Countries like Vietnam are instructive in building up manufacturing capacity. The book The Asian Aspiration (Greg Mills et al) reveals how Vietnam used policy to its advantage notwithstanding deep-rooted socialist ideological positions and a general (and substantiated) suspicion of the outside world given its history. 

Vietnam’s policy changes worked, affording it an extraordinary development turnaround within a generation: foreign direct investment grew steadily from $320m in 1990 to $130bn by 2018, GDP per capita has grown 25 times from under $100 in the 30 years since 1989, and the trade-to-GDP ratio was at 200% before Covid-19, second to Singapore. 

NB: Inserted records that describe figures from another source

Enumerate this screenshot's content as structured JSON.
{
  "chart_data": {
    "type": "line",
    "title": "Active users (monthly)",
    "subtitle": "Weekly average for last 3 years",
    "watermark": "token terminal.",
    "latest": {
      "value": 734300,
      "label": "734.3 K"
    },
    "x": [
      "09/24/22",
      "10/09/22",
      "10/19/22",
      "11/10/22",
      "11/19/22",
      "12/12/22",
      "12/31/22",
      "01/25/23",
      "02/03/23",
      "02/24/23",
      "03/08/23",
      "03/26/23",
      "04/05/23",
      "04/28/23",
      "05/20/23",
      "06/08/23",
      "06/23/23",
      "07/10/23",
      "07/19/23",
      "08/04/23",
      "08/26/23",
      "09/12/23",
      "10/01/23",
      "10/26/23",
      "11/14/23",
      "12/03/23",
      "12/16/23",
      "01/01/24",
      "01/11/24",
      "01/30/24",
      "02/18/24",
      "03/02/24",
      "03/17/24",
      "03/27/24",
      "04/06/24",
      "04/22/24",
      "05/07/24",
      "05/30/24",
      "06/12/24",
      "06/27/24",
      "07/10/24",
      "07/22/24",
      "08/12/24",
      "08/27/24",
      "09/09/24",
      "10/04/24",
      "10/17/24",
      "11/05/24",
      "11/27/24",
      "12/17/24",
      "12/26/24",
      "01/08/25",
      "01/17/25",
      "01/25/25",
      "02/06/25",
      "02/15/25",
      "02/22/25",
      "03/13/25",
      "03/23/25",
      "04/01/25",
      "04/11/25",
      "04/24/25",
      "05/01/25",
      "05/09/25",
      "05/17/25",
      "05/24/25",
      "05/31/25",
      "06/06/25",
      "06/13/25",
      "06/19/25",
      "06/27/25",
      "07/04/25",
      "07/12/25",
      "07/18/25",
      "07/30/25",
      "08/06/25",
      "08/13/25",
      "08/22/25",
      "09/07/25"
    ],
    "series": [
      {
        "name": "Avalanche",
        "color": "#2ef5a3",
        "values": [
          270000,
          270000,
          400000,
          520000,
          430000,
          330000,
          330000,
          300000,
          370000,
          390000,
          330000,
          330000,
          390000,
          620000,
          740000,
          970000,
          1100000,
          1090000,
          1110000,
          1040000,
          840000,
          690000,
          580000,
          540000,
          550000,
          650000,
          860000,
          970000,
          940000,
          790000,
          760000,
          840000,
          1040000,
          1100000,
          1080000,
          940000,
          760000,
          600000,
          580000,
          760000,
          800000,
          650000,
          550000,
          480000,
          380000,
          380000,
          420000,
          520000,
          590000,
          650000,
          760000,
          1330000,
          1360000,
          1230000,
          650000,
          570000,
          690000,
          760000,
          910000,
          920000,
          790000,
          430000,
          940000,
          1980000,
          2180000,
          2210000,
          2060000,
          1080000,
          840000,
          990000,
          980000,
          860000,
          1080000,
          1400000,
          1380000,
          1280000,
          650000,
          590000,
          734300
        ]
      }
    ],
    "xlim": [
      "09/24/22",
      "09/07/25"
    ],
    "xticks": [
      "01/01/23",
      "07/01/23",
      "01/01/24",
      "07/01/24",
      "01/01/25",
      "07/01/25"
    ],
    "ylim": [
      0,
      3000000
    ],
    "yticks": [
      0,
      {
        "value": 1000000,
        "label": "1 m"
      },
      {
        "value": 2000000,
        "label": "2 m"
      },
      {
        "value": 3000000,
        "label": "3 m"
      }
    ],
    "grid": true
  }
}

Vietnam’s success was based largely on a decision to move on from its destructive past, realise the need for the state to relinquish its need for control, and recognition of the importance of foreigners in this process.

Lesotho’s path ahead is promising, but its most profound constraint is in the difficulty of balancing short-term imperatives of delivery against promises of longer-term fiscal rectitude and development, considering the country’s ever-fragile political economy.

This creates an urgent need for an overall approach where the deployment of human, financial and physical capabilities is prioritised in support of those actions likely to have the greatest effect on its economy. It must endeavour to become the easiest, friendliest and most competitive place in which to invest in Africa: Southern Africa’s manufacturing hub.

  • Nwokolo is a Brenthurst Foundation researcher.